Lambda, Tiven said, is focused on “protecting marriage equality” especially from religious exemptions and worries that the Masterpiece Cakeshop decision “suggests that there is a different kind of marriage that LGBT people get — ‘gay marriage’ — when there is just marriage before the law for everyone.” The group’s second focus is on “expanding the reach of sex discrimination law” to encompass protection on the basis of sexual orientation and gender identity. She is alarmed at Trump putting “judges who are so biased” on the federal bench but optimistic about the alliances Lambda has formed with the NAACP and Mexican-American legal defense groups as well as the Leadership Conference on Civil and Human Rights.

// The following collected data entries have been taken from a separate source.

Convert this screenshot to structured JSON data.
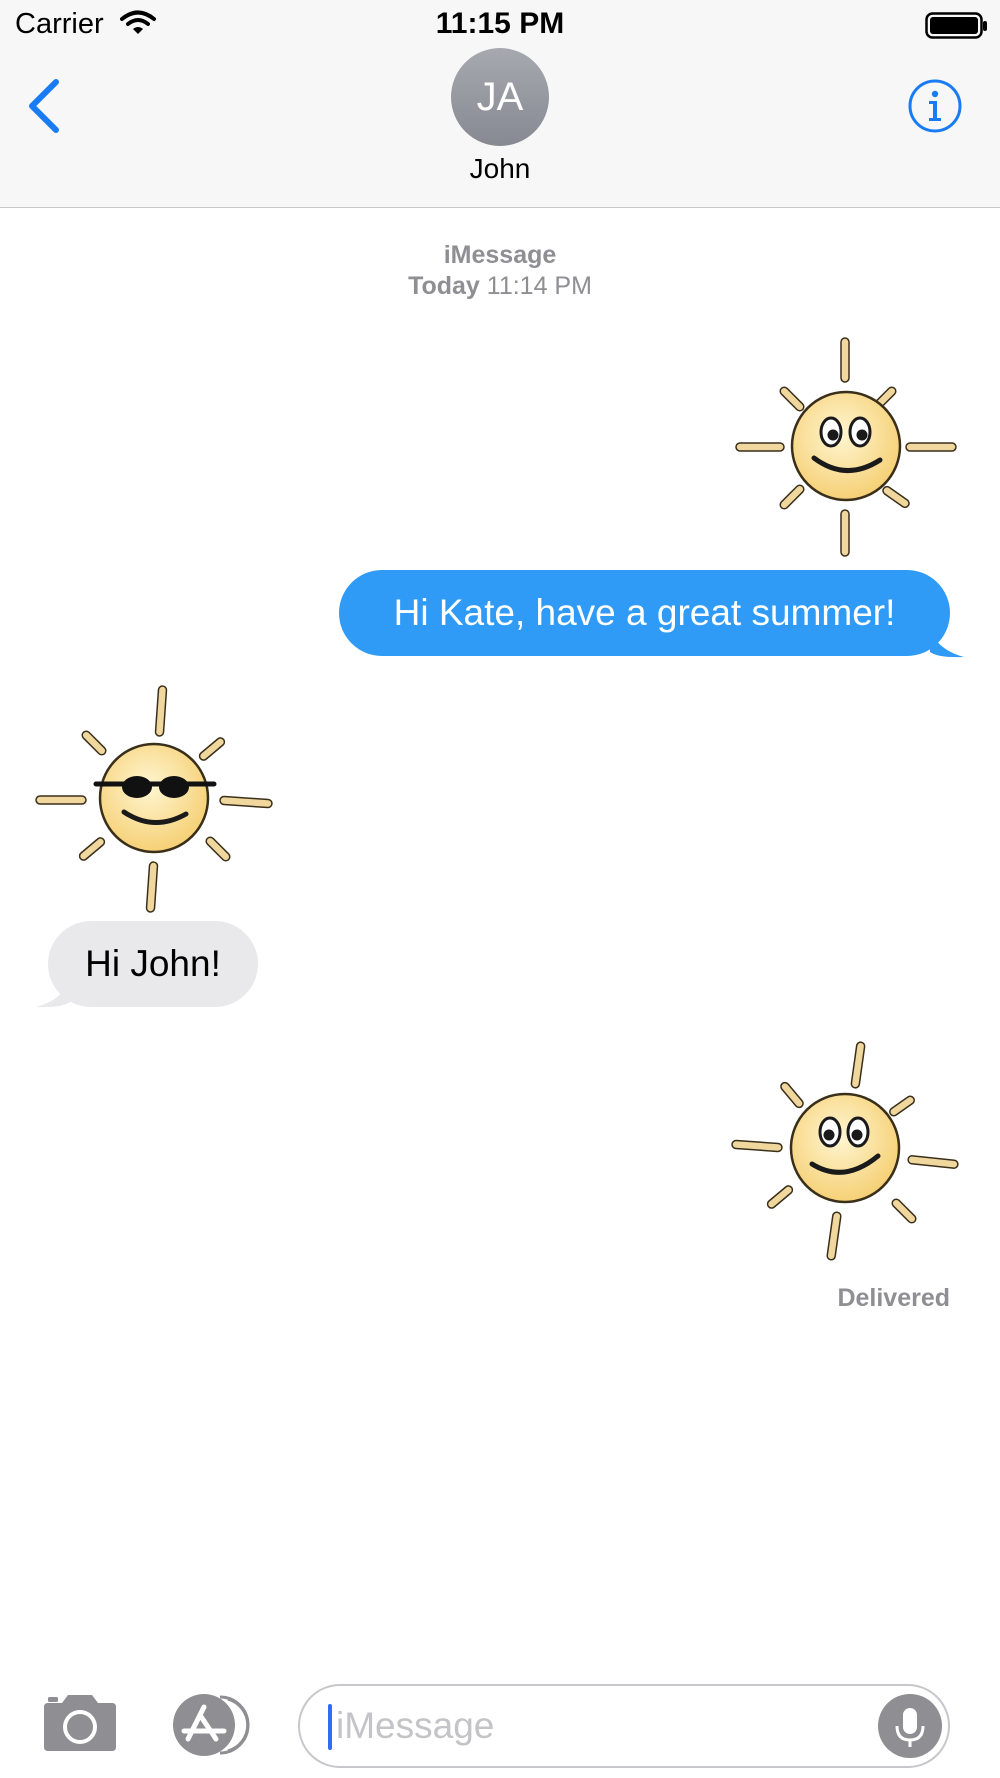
{
  "status_bar": {
    "carrier": "Carrier",
    "time": "11:15 PM"
  },
  "header": {
    "avatar_initials": "JA",
    "contact_name": "John"
  },
  "conversation": {
    "service": "iMessage",
    "timestamp_day": "Today",
    "timestamp_time": "11:14 PM",
    "messages": [
      {
        "from": "me",
        "type": "sticker",
        "sticker": "smiling-sun-sticker"
      },
      {
        "from": "me",
        "type": "text",
        "text": "Hi Kate, have a great summer!"
      },
      {
        "from": "them",
        "type": "sticker",
        "sticker": "sun-with-sunglasses-sticker"
      },
      {
        "from": "them",
        "type": "text",
        "text": "Hi John!"
      },
      {
        "from": "me",
        "type": "sticker",
        "sticker": "smiling-sun-sticker"
      }
    ],
    "delivery_status": "Delivered"
  },
  "compose": {
    "placeholder": "iMessage"
  },
  "colors": {
    "accent": "#1a7cf5",
    "outgoing_bubble": "#2f9bf7",
    "incoming_bubble": "#e9e9eb",
    "meta_text": "#8e8e93",
    "header_bg": "#f7f7f7",
    "sun_face": "#fbe49d",
    "sun_ray": "#efd79e"
  },
  "icons": [
    "wifi-icon",
    "battery-icon",
    "back-chevron-icon",
    "info-icon",
    "camera-icon",
    "app-store-icon",
    "microphone-icon"
  ]
}
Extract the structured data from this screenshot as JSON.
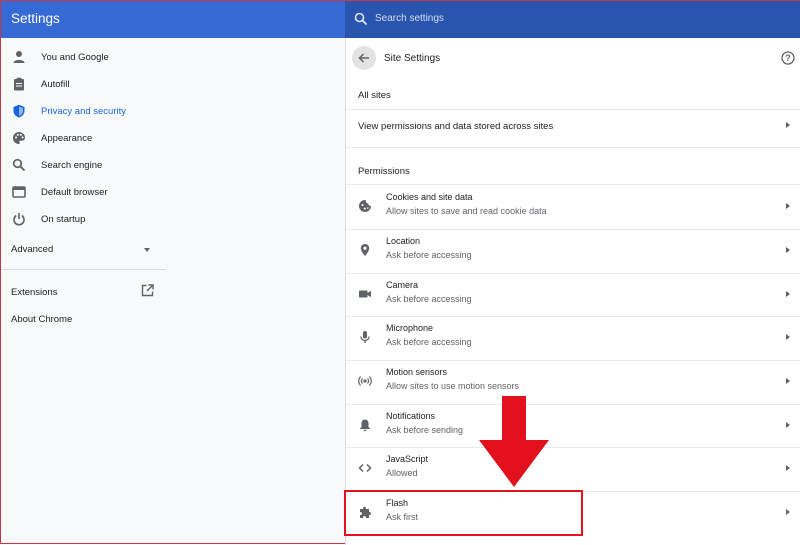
{
  "header": {
    "app_title": "Settings",
    "search_placeholder": "Search settings"
  },
  "sidebar": {
    "items": [
      {
        "label": "You and Google",
        "icon": "person-icon"
      },
      {
        "label": "Autofill",
        "icon": "clipboard-icon"
      },
      {
        "label": "Privacy and security",
        "icon": "shield-icon",
        "active": true
      },
      {
        "label": "Appearance",
        "icon": "palette-icon"
      },
      {
        "label": "Search engine",
        "icon": "search-icon"
      },
      {
        "label": "Default browser",
        "icon": "browser-icon"
      },
      {
        "label": "On startup",
        "icon": "power-icon"
      }
    ],
    "advanced_label": "Advanced",
    "extensions_label": "Extensions",
    "about_label": "About Chrome"
  },
  "panel": {
    "title": "Site Settings",
    "all_sites_heading": "All sites",
    "view_permissions_label": "View permissions and data stored across sites",
    "permissions_heading": "Permissions",
    "permissions": [
      {
        "title": "Cookies and site data",
        "subtitle": "Allow sites to save and read cookie data",
        "icon": "cookie-icon"
      },
      {
        "title": "Location",
        "subtitle": "Ask before accessing",
        "icon": "location-pin-icon"
      },
      {
        "title": "Camera",
        "subtitle": "Ask before accessing",
        "icon": "camera-icon"
      },
      {
        "title": "Microphone",
        "subtitle": "Ask before accessing",
        "icon": "microphone-icon"
      },
      {
        "title": "Motion sensors",
        "subtitle": "Allow sites to use motion sensors",
        "icon": "sensors-icon"
      },
      {
        "title": "Notifications",
        "subtitle": "Ask before sending",
        "icon": "bell-icon"
      },
      {
        "title": "JavaScript",
        "subtitle": "Allowed",
        "icon": "code-icon"
      },
      {
        "title": "Flash",
        "subtitle": "Ask first",
        "icon": "puzzle-icon"
      }
    ]
  },
  "colors": {
    "header_blue": "#3569d4",
    "search_blue": "#2a55ae",
    "active_blue": "#1a63d8",
    "annotation_red": "#e3111d"
  }
}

Michael R. Sonberg, a retired acting justice of the New York Supreme Court, recounted how Thom came to be appointed by Koch in 1984 as the state’s first out gay judge and how the Gay Activists Alliance fought for incorporation from 1970 until 1973, winning when the Appellate Division finally ruled “the word ‘gay’ was not obscene or vulgar.” Sonberg marveled at how “we see kids coming out now as pre-teens,” but cautioned that coming out still often means “you realize you are different from everyone else in your family.” He added, “They need our love and support.”
The LGBTQ legal community members’ nurturing of one another was on full display at this historic forum, showing how far their work has come within the lifetimes of its pioneers.